Les opposants à la junte militaire en Birmanie ont une nouvelle fois manifesté jeudi à Rangoon contre l'augmentation du prix des carburants instaurée par le régime. Mais la marche a finalement été dispersée par la police, qui a embarqué une dizaine de protestataires. Selon des témoins, plusieurs manifestants interpellés ont été frappés. Environ 300 personnes avaient manifesté mercredi matin contre la hausse du prix des carburants, malgré l'arrestation de 13 opposants qui avaient organisé le défilé. Une première manifestation avait également eu lieu dimanche dernier.
Jeudi, une quarantaine de personnes, principalement des membres de la Ligue nationale pour la démocratie (LND) d'Aung San Suu Kyi, ont défilé dans le calme, sans banderoles, sur environ trois kilomètres en direction du siège du parti dans l'est de la capitale birmane, avant d'être stoppés par un cordon de sécurité. Les autorités ont ordonné aux badauds et aux journalistes de s'éloigner de la zone. Certains membres de la presse ont été brutalisés par les forces de l'ordre les injuriant.

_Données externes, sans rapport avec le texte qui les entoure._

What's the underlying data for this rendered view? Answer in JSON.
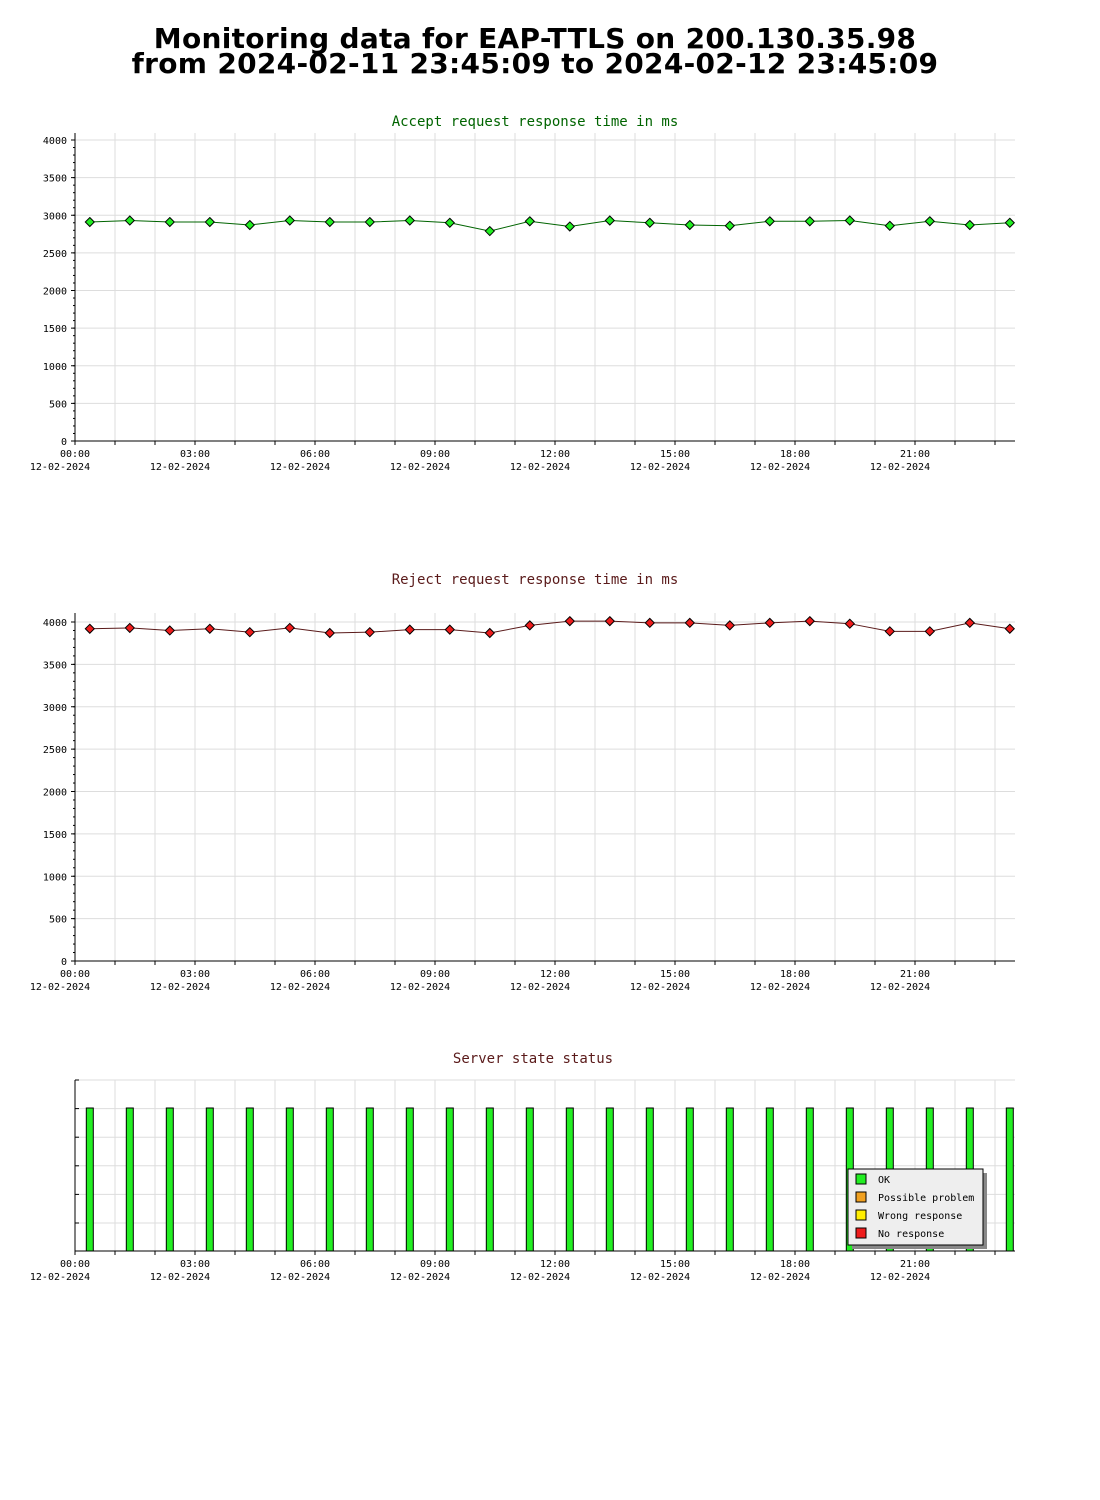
{
  "page": {
    "title_line1": "Monitoring data for EAP-TTLS on 200.130.35.98",
    "title_line2": "from 2024-02-11 23:45:09 to 2024-02-12 23:45:09"
  },
  "colors": {
    "accept_line": "#006400",
    "accept_marker": "#22ee22",
    "reject_line": "#5a1a1a",
    "reject_marker": "#ee1c1c",
    "ok": "#22ee22",
    "possible_problem": "#f0a020",
    "wrong_response": "#ffee00",
    "no_response": "#ee1c1c",
    "grid": "#dddddd"
  },
  "x_axis": {
    "time_labels": [
      "00:00",
      "03:00",
      "06:00",
      "09:00",
      "12:00",
      "15:00",
      "18:00",
      "21:00"
    ],
    "date_labels": [
      "12-02-2024",
      "12-02-2024",
      "12-02-2024",
      "12-02-2024",
      "12-02-2024",
      "12-02-2024",
      "12-02-2024",
      "12-02-2024"
    ],
    "range_hours": [
      0,
      23.5
    ]
  },
  "chart_data": [
    {
      "type": "line",
      "title": "Accept request response time in ms",
      "xlabel": "",
      "ylabel": "",
      "ylim": [
        0,
        4000
      ],
      "yticks": [
        0,
        500,
        1000,
        1500,
        2000,
        2500,
        3000,
        3500,
        4000
      ],
      "grid": true,
      "x_hours": [
        0.37,
        1.37,
        2.37,
        3.37,
        4.37,
        5.37,
        6.37,
        7.37,
        8.37,
        9.37,
        10.37,
        11.37,
        12.37,
        13.37,
        14.37,
        15.37,
        16.37,
        17.37,
        18.37,
        19.37,
        20.37,
        21.37,
        22.37,
        23.37
      ],
      "series": [
        {
          "values": [
            2910,
            2930,
            2910,
            2910,
            2870,
            2930,
            2910,
            2910,
            2930,
            2900,
            2790,
            2920,
            2850,
            2930,
            2900,
            2870,
            2860,
            2920,
            2920,
            2930,
            2860,
            2920,
            2870,
            2900
          ]
        }
      ]
    },
    {
      "type": "line",
      "title": "Reject request response time in ms",
      "xlabel": "",
      "ylabel": "",
      "ylim": [
        0,
        4000
      ],
      "yticks": [
        0,
        500,
        1000,
        1500,
        2000,
        2500,
        3000,
        3500,
        4000
      ],
      "grid": true,
      "x_hours": [
        0.37,
        1.37,
        2.37,
        3.37,
        4.37,
        5.37,
        6.37,
        7.37,
        8.37,
        9.37,
        10.37,
        11.37,
        12.37,
        13.37,
        14.37,
        15.37,
        16.37,
        17.37,
        18.37,
        19.37,
        20.37,
        21.37,
        22.37,
        23.37
      ],
      "series": [
        {
          "values": [
            3920,
            3930,
            3900,
            3920,
            3880,
            3930,
            3870,
            3880,
            3910,
            3910,
            3870,
            3960,
            4010,
            4010,
            3990,
            3990,
            3960,
            3990,
            4010,
            3980,
            3890,
            3890,
            3990,
            3920
          ]
        }
      ]
    },
    {
      "type": "bar",
      "title": "Server state status",
      "xlabel": "",
      "ylabel": "",
      "grid": true,
      "legend_position": "bottom-right",
      "x_hours": [
        0.37,
        1.37,
        2.37,
        3.37,
        4.37,
        5.37,
        6.37,
        7.37,
        8.37,
        9.37,
        10.37,
        11.37,
        12.37,
        13.37,
        14.37,
        15.37,
        16.37,
        17.37,
        18.37,
        19.37,
        20.37,
        21.37,
        22.37,
        23.37
      ],
      "states": [
        "OK",
        "OK",
        "OK",
        "OK",
        "OK",
        "OK",
        "OK",
        "OK",
        "OK",
        "OK",
        "OK",
        "OK",
        "OK",
        "OK",
        "OK",
        "OK",
        "OK",
        "OK",
        "OK",
        "OK",
        "OK",
        "OK",
        "OK",
        "OK"
      ],
      "legend": [
        "OK",
        "Possible problem",
        "Wrong response",
        "No response"
      ]
    }
  ]
}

Les manifestants se sont assis à même le sol et ont formé une chaîne humaine afin d'empêcher les policiers de les embarquer.
Cette manifestation survient après l'arrestation d'"agitateurs" du groupe Etudiants Génération 88 accusés d'avoir tenté de nuire à "la stabilité et la sécurité du pays". Les membres du mouvement ont organisé des pétitions, des prières collectives et d'autrea actions destinées à promouvoir le retour à la démocratie et obtenir la libération de prisonniers politiques, dont la prix Nobel de la paix, Aung San Suu Kyi, assignée à résidence. Le mouvement avait pris la tête de l'insurrection pro-démocratie de 1988 et écopé de longues peines de prison, assorties de tortures, après sa répression brutale par le régime militaire. Le soulèvement avait alors été précédé de manifestations publiques contre une hausse des prix et autres problèmes économiques.

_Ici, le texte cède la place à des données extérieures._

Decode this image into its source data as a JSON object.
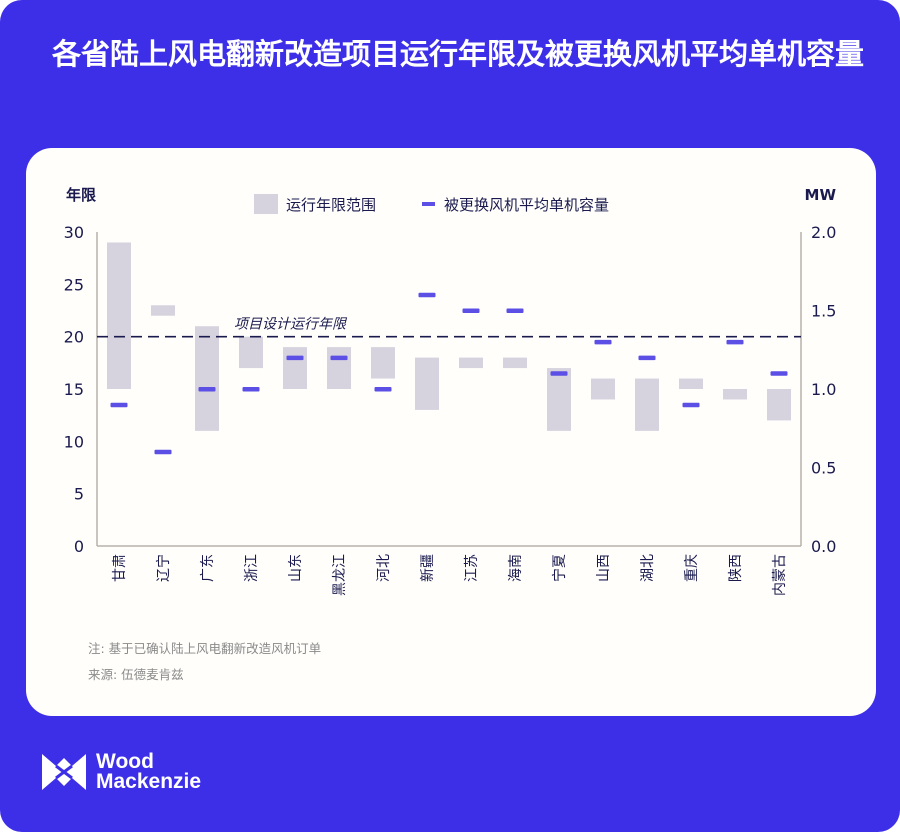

Un ancien prisonnier politique a par ailleurs manifesté seul devant l'ambassade des États-Unis avant d'être arrêté par des policiers en civil. Ohn Than tenait une pancarte demandant une intervention de l'ONU pour contraindre le gouvernement à réunir le Parlement, selon des témoins s'exprimant sous couvert d'anonymat. L'individu a purgé une peine de deux ans de prison pour avoir participé à une manifestation devant les bureaux de l'ONU en 2004.